This week I swapped five questions with Rich Tandler of CSN Washington about all things Eagles vs Redskins. Gotta admit, it's nice getting to talk some football in this dead part of the NFL schedule. His answers to my questions are below while my answers to his are over at CSN Washington.
1. Obviously the first question has to be about Donovan McNabb. How have you viewed him in his career as an Eagle and what are your expectations of him as a Redskin?
Rich Tandler - I have always had a very healthy respect for McNabb. Except for maybe a year or two surrounding the Eagles' Super Bowl appearance I've never viewed him as an elite QB but everyone knew this-whenever he was in the lineup, the Eagles had a chance to win, despite mediocre wide receivers and a rarely-used running game.
My expectations of McNabb are moderate. The Redskins have not had consistent, week in, week out NFL-caliber quarterback play for a long time. McNabb should bring that to them (with the occasional stinker of a game thrown in there, as you and other Eagles fans have warned me). I think that an overlooked factor is that he is going from an offense run by Andy Reid, who likes to throw the ball much more often than he likes to run to Mike Shanahan, who likes to keep it on the ground. McNabb should be more efficient and productive since he won't have the carry the load.
2. One of the big stories of McNabb's Eagles career was that he rarely had great wide receivers to help him out. Ironically, as soon as it appears that the Eagles are stocked with good young WRs he gets shipped out to a team that's suspect at that position. What are your feelings on the Skins' WR corps?
It's apparent that Shanahan is concerned about the receivers. They will bring 12 to training camp in hopes of finding five or six who can produce. The key will be how much they can get out of third-year receivers Devin Thomas and Malcolm Kelly. The two 2008 second-round picks both had lost rookie years and both showed flashes of ability but were very inconsistent last year. They need to step up. Santana Moss is who he is, a playmaker when he's on his game, invisible when he's not. The presence of Bobby Wake, Joey Galloway, and Mike Furrey can be taken as evidence that Shanny is grasping at straws to try to find a group that he can win with.

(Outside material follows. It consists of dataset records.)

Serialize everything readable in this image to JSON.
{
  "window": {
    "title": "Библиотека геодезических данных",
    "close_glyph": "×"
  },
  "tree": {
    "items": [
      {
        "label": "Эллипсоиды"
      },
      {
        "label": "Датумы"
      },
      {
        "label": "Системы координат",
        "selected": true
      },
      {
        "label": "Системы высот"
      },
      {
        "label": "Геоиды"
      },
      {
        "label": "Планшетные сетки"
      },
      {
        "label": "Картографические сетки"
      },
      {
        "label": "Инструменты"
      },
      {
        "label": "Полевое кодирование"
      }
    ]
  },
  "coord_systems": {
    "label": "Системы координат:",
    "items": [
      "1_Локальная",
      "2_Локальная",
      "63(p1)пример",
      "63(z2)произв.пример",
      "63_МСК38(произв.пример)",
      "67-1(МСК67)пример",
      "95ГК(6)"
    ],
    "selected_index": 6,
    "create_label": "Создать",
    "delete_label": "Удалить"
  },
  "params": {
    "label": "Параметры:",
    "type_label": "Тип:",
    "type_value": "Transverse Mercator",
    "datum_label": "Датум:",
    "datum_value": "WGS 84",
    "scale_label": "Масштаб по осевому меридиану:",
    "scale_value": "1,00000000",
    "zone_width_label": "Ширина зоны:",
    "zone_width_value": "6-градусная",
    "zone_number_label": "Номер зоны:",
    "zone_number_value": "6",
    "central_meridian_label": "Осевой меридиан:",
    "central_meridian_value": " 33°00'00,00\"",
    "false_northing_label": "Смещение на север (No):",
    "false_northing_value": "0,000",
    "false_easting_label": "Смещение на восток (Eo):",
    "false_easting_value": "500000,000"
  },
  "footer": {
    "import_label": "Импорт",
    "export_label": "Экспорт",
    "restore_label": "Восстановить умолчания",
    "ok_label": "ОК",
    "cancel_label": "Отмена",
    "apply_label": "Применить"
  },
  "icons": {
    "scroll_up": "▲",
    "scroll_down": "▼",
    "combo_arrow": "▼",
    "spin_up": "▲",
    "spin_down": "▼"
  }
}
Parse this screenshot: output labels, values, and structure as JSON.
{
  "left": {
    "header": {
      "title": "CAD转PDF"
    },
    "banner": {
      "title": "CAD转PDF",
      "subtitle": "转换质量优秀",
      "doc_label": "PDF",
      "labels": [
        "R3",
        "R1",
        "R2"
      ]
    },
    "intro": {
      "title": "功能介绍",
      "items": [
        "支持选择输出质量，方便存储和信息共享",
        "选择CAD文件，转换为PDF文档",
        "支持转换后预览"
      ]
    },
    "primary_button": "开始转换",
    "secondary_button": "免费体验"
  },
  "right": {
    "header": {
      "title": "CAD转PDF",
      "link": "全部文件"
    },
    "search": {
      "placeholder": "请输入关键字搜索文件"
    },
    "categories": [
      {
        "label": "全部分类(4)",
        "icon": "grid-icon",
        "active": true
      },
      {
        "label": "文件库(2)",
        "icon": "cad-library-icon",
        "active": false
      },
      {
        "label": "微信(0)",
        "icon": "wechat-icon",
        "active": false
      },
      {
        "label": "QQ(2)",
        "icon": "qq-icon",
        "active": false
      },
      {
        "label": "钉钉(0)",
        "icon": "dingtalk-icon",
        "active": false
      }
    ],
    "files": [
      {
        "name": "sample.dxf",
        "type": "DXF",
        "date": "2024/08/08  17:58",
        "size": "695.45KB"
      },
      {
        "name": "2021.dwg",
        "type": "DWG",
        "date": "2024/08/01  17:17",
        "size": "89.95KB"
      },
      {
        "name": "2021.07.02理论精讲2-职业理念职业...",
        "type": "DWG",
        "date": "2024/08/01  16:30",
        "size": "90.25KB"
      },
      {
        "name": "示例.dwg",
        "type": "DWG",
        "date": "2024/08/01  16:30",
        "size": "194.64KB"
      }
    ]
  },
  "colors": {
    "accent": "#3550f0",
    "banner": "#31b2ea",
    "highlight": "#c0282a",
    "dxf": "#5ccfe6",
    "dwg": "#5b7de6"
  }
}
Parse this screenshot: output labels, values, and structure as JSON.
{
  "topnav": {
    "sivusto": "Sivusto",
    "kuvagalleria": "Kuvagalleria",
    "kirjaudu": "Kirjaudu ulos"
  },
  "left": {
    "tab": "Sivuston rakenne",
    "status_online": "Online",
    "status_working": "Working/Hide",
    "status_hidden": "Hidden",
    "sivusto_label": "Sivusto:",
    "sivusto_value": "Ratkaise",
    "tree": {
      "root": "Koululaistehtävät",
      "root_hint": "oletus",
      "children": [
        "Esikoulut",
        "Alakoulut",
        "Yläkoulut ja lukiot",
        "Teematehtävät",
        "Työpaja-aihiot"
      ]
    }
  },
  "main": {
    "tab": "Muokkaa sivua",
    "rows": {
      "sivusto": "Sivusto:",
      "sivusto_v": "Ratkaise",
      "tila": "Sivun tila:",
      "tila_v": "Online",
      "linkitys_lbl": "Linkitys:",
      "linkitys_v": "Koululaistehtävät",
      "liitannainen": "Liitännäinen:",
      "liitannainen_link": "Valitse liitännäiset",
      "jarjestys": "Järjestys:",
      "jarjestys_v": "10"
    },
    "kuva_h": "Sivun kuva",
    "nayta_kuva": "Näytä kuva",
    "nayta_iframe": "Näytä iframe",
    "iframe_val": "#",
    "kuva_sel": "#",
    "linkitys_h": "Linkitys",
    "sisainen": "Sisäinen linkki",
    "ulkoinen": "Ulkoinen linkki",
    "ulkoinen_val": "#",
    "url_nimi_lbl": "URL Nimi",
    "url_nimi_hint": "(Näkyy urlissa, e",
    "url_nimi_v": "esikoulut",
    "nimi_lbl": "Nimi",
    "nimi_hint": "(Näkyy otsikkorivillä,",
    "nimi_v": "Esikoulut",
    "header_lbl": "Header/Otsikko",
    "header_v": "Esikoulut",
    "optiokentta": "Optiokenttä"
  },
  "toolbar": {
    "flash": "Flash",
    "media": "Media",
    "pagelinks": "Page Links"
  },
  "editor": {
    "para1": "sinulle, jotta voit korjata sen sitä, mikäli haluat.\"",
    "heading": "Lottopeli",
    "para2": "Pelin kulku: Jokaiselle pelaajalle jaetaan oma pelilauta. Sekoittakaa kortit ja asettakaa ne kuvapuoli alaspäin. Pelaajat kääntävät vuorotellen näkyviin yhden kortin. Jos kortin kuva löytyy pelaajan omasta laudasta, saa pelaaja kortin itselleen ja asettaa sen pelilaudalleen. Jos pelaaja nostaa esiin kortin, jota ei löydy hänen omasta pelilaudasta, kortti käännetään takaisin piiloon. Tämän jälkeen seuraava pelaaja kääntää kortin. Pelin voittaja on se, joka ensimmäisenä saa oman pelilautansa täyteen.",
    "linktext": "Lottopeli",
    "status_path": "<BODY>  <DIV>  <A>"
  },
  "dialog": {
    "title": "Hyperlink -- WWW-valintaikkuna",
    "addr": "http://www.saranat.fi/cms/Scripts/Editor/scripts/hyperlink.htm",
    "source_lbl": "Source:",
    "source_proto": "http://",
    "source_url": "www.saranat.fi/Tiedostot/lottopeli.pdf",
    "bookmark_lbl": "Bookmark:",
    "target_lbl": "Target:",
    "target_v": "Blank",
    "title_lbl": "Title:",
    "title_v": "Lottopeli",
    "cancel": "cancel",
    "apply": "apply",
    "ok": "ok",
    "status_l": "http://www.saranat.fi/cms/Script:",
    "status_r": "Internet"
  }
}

Certainly, there is hope that McNabb can do what he did in Philly and get production out of less-than-stellar receivers.
3. The Redskins offense has lived and died by the running game and with the arrival of Shanahan their run first philosophy likely won't be changing. The question is whether the 2005 All Pro team of running backs they've assembled can carry that load, what do you think?
Between the two of them-I don't think that Willie Parker will make the team-Clinton Portis and Larry Johnson can get it done. They may get an occasional helping hand from Ryan Torain, a third-year back that Shanahan had in Denver. But Portis has been a full participant in the offseason program and he has a burning desire to prove wrong those who think he's washed up. Johnson has been one of the stars of the helmet and shorts phase of the offseason, showing good burst and great hustle. Of course, it all comes down to the offensive line and if that unit, with three new starters, can stay healthy and become adept at executing Shanahan's zone blocking scheme, the running game should be pretty good.
4. Commenters on the NFC East blogs here on SBNation had a little mini war earlier in the offseason about all the talented TEs in this division. It mostly centered on how they were ranked. What's your take?
I like the Chris Cooley and Fred Davis combination just fine, thank you. If you're talking individual tight ends, I'll take Cooley as the second best in the division behind Jason Witten. You can't argue with over 3,000 yards receiving in the last three seasons combined and it seems like every one of his catches has fans of the other team wondering why they can't cover the guy. Brent Celek does have a chance to pass Cooley in my book if Davis takes away a substantial number of his chances. I'm not a big fan of Kevin Boss although he is the only one in the group with a ring and he made some big plays to help the Giants win it all.
5. The Redskins have been somewhat infamous for conducting campaigns to get their players voted into the pro bowl often whether they deserve it(London Fletcher) or not(Jason Taylor). However, if they got Donovan McNabb voted into the pro bowl this year it's going to cost them a 3rd round pick to the Eagles. Do you think that would give them any pause?
That question would have been hard to answer before last weekend but after the Jammal Brown trade, it's easy to root for McNabb to make the Pro Bowl. The Redskins' third- and fourth-round picks are gone regardless. If McNabb doesn't make the Pro Bowl, the third goes to the Saints and the Redskins get back a fifth. If he goes to Honolulu, the Eagles get the third, the Saints get the fourth and send the Redskins a sixth or seventh. So, the net difference to the Redskins is between a fifth and a sixth or seventh. No brainer there, send McNabb to the Pro Bowl.